Yuval Tabach and his lab wanted to understand the key proteins that are involved in the microRNA pathway and its evolution. Their research journey began with the Let-7 family of microRNAs which is highly conserved across many species but also not present in others. Furthermore, the proteins related to this pathway such as Dicer, AGO, and RISC, also disappear in species which lack Let-7. Running with this concept, Tabach’s lab investigated other proteins that are lost in the same set of species.

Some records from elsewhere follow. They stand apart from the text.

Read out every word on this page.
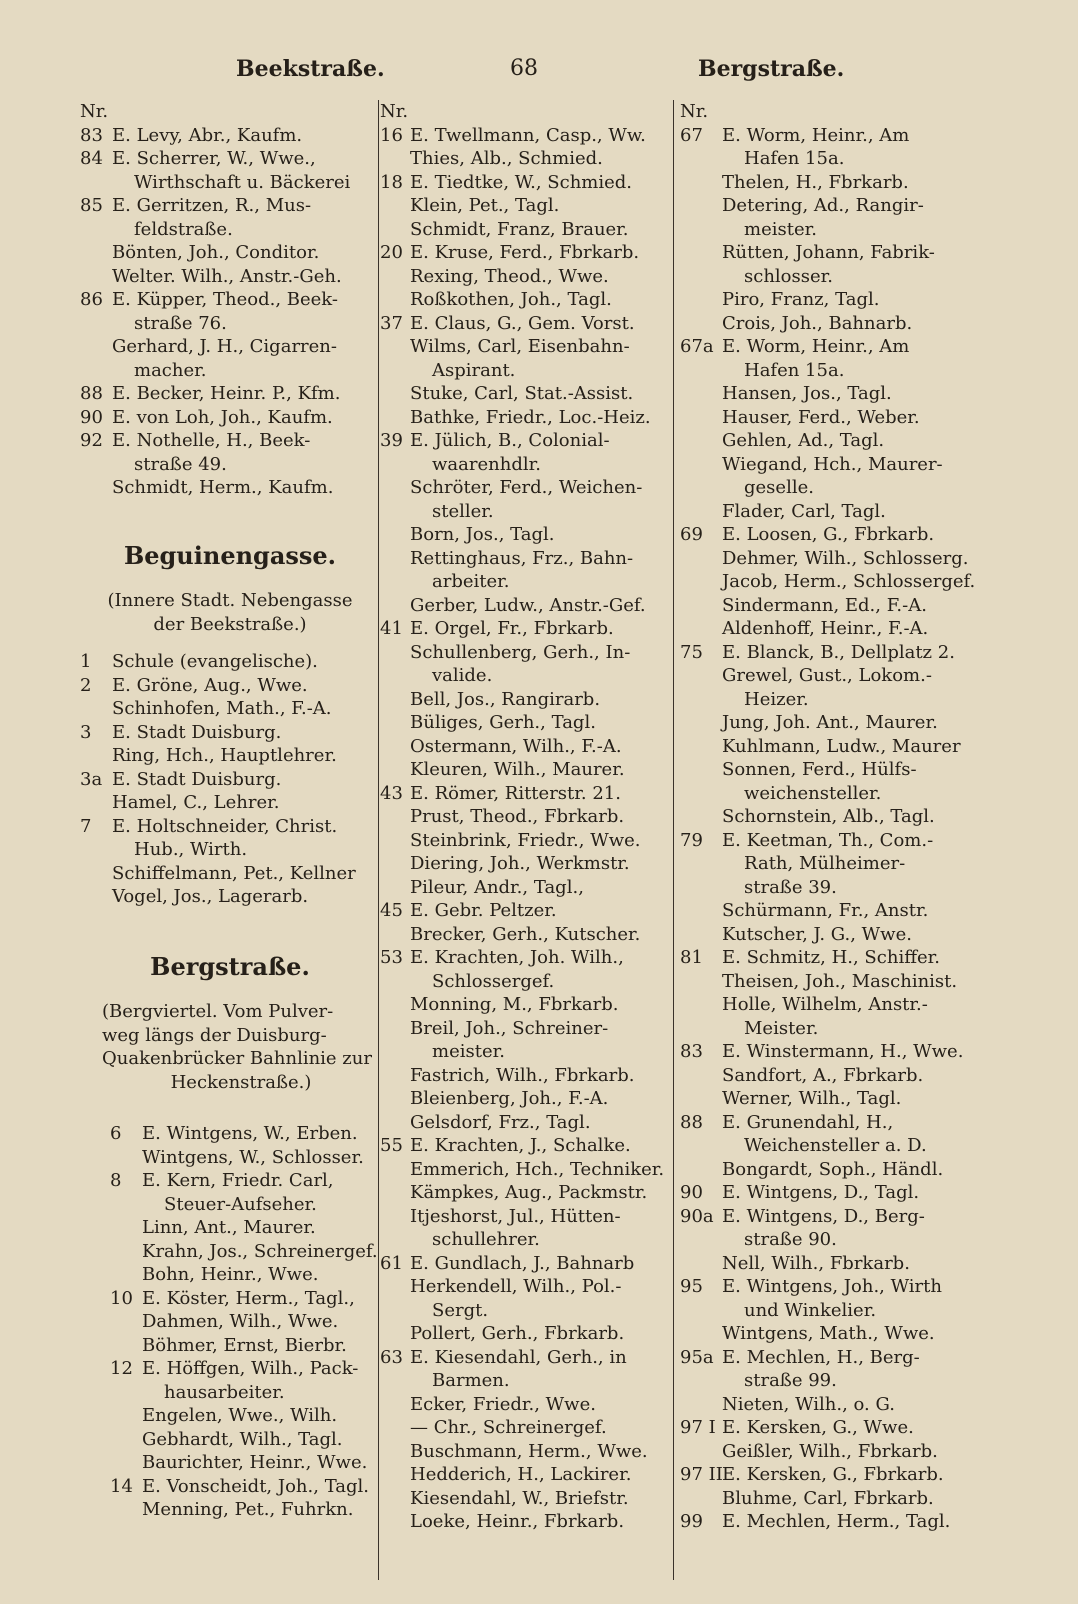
Beekstraße.	68	Bergstraße.
Nr.
83 E. Levy, Abr., Kaufm.
84 E. Scherrer, W., Wwe.,
Wirthschaft u. Bäckerei
85 E. Gerritzen, R., Mus-
feldstraße.
Bönten, Joh., Conditor.
Welter. Wilh., Anstr.-Geh.
86 E. Küpper, Theod., Beek-
straße 76.
Gerhard, J. H., Cigarren-
macher.
88 E. Becker, Heinr. P., Kfm.
90 E. von Loh, Joh., Kaufm.
92 E. Nothelle, H., Beek-
straße 49.
Schmidt, Herm., Kaufm.
Beguinengasse.
(Innere Stadt. Nebengasse
der Beekstraße.)
1 Schule (evangelische).
2 E. Gröne, Aug., Wwe.
Schinhofen, Math., F.-A.
3 E. Stadt Duisburg.
Ring, Hch., Hauptlehrer.
3a E. Stadt Duisburg.
Hamel, C., Lehrer.
7 E. Holtschneider, Christ.
Hub., Wirth.
Schiffelmann, Pet., Kellner
Vogel, Jos., Lagerarb.
Bergstraße.
(Bergviertel. Vom Pulver-
weg längs der Duisburg-
Quakenbrücker Bahnlinie zur
Heckenstraße.)
6 E. Wintgens, W., Erben.
Wintgens, W., Schlosser.
8 E. Kern, Friedr. Carl,
Steuer-Aufseher.
Linn, Ant., Maurer.
Krahn, Jos., Schreinergef.
Bohn, Heinr., Wwe.
10 E. Köster, Herm., Tagl.,
Dahmen, Wilh., Wwe.
Böhmer, Ernst, Bierbr.
12 E. Höffgen, Wilh., Pack-
hausarbeiter.
Engelen, Wwe., Wilh.
Gebhardt, Wilh., Tagl.
Baurichter, Heinr., Wwe.
14 E. Vonscheidt, Joh., Tagl.
Menning, Pet., Fuhrkn.
Nr.
16 E. Twellmann, Casp., Ww.
Thies, Alb., Schmied.
18 E. Tiedtke, W., Schmied.
Klein, Pet., Tagl.
Schmidt, Franz, Brauer.
20 E. Kruse, Ferd., Fbrkarb.
Rexing, Theod., Wwe.
Roßkothen, Joh., Tagl.
37 E. Claus, G., Gem. Vorst.
Wilms, Carl, Eisenbahn-
Aspirant.
Stuke, Carl, Stat.-Assist.
Bathke, Friedr., Loc.-Heiz.
39 E. Jülich, B., Colonial-
waarenhdlr.
Schröter, Ferd., Weichen-
steller.
Born, Jos., Tagl.
Rettinghaus, Frz., Bahn-
arbeiter.
Gerber, Ludw., Anstr.-Gef.
41 E. Orgel, Fr., Fbrkarb.
Schullenberg, Gerh., In-
valide.
Bell, Jos., Rangirarb.
Büliges, Gerh., Tagl.
Ostermann, Wilh., F.-A.
Kleuren, Wilh., Maurer.
43 E. Römer, Ritterstr. 21.
Prust, Theod., Fbrkarb.
Steinbrink, Friedr., Wwe.
Diering, Joh., Werkmstr.
Pileur, Andr., Tagl.,
45 E. Gebr. Peltzer.
Brecker, Gerh., Kutscher.
53 E. Krachten, Joh. Wilh.,
Schlossergef.
Monning, M., Fbrkarb.
Breil, Joh., Schreiner-
meister.
Fastrich, Wilh., Fbrkarb.
Bleienberg, Joh., F.-A.
Gelsdorf, Frz., Tagl.
55 E. Krachten, J., Schalke.
Emmerich, Hch., Techniker.
Kämpkes, Aug., Packmstr.
Itjeshorst, Jul., Hütten-
schullehrer.
61 E. Gundlach, J., Bahnarb
Herkendell, Wilh., Pol.-
Sergt.
Pollert, Gerh., Fbrkarb.
63 E. Kiesendahl, Gerh., in
Barmen.
Ecker, Friedr., Wwe.
— Chr., Schreinergef.
Buschmann, Herm., Wwe.
Hedderich, H., Lackirer.
Kiesendahl, W., Briefstr.
Loeke, Heinr., Fbrkarb.
Nr.
67 E. Worm, Heinr., Am
Hafen 15a.
Thelen, H., Fbrkarb.
Detering, Ad., Rangir-
meister.
Rütten, Johann, Fabrik-
schlosser.
Piro, Franz, Tagl.
Crois, Joh., Bahnarb.
67a E. Worm, Heinr., Am
Hafen 15a.
Hansen, Jos., Tagl.
Hauser, Ferd., Weber.
Gehlen, Ad., Tagl.
Wiegand, Hch., Maurer-
geselle.
Flader, Carl, Tagl.
69 E. Loosen, G., Fbrkarb.
Dehmer, Wilh., Schlosserg.
Jacob, Herm., Schlossergef.
Sindermann, Ed., F.-A.
Aldenhoff, Heinr., F.-A.
75 E. Blanck, B., Dellplatz 2.
Grewel, Gust., Lokom.-
Heizer.
Jung, Joh. Ant., Maurer.
Kuhlmann, Ludw., Maurer
Sonnen, Ferd., Hülfs-
weichensteller.
Schornstein, Alb., Tagl.
79 E. Keetman, Th., Com.-
Rath, Mülheimer-
straße 39.
Schürmann, Fr., Anstr.
Kutscher, J. G., Wwe.
81 E. Schmitz, H., Schiffer.
Theisen, Joh., Maschinist.
Holle, Wilhelm, Anstr.-
Meister.
83 E. Winstermann, H., Wwe.
Sandfort, A., Fbrkarb.
Werner, Wilh., Tagl.
88 E. Grunendahl, H.,
Weichensteller a. D.
Bongardt, Soph., Händl.
90 E. Wintgens, D., Tagl.
90a E. Wintgens, D., Berg-
straße 90.
Nell, Wilh., Fbrkarb.
95 E. Wintgens, Joh., Wirth
und Winkelier.
Wintgens, Math., Wwe.
95a E. Mechlen, H., Berg-
straße 99.
Nieten, Wilh., o. G.
97 I E. Kersken, G., Wwe.
Geißler, Wilh., Fbrkarb.
97 IIE. Kersken, G., Fbrkarb.
Bluhme, Carl, Fbrkarb.
99 E. Mechlen, Herm., Tagl.
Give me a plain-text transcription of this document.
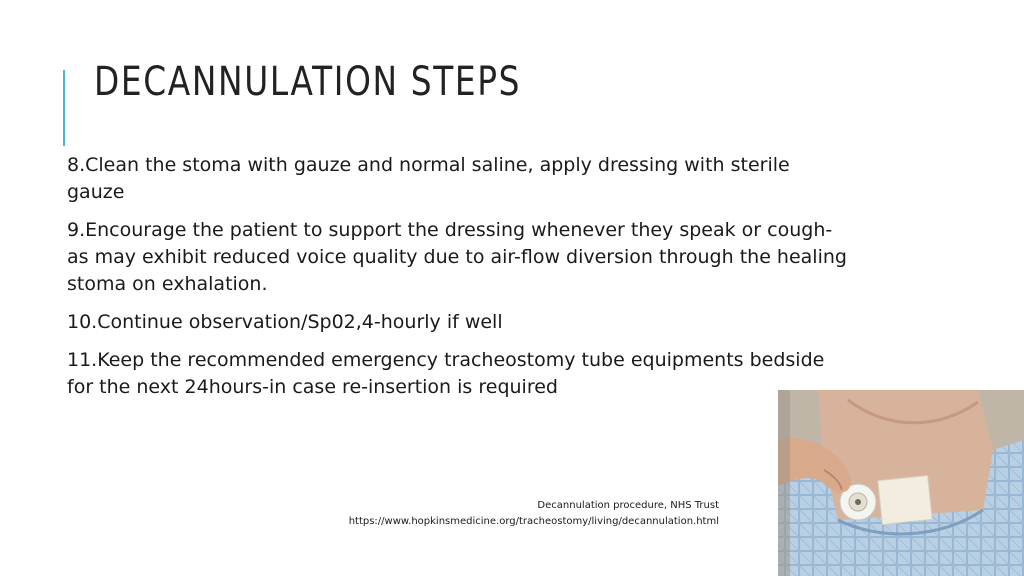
DECANNULATION STEPS

8.Clean the stoma with gauze and normal saline, apply dressing with sterile gauze

9.Encourage the patient to support the dressing whenever they speak or cough-as may exhibit reduced voice quality due to air-flow diversion through the healing stoma on exhalation.

10.Continue observation/Sp02,4-hourly if well

11.Keep the recommended emergency tracheostomy tube equipments bedside for the next 24hours-in case re-insertion is required

Decannulation procedure, NHS Trust
https://www.hopkinsmedicine.org/tracheostomy/living/decannulation.html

The findings revealed clusters of genes related to RNA machinery and other pathways, which are now being explored for associations with human diseases, particularly rare genetic disorders. This concept led to the development of model which could detect the relevant mutated genes in patients where it was first unclear which gene was responsible for their disease.
As a disease of the DNA, cancer is an appealing disease to apply this concept to. One of the biggest mysteries of cancer has to do with the variation in drug response from different patients: some won’t respond at all, some will respond marginally, but others will be ‘exceptional responders.’ In these very rare cases, the cancer treatment will wipe out the tumour and the patient wont relapse for many years.
While some theories suggest that this is due to the effect of the immune system or the microenvironment, Tabach pointed out that there is evidence to support a genetic component to this outcome. To investigate the right drug for the right patient, the team collected a huge amount of data and built a machine learning model that could optimise the cancer treatment. It was based on genetic markers to identify which patients might benefit most from specific drugs, enhancing treatment efficacy.
The ongoing research aims to create a comprehensive understanding of how genetic signatures can guide personalized cancer treatment, with the potential to significantly improve patient outcomes.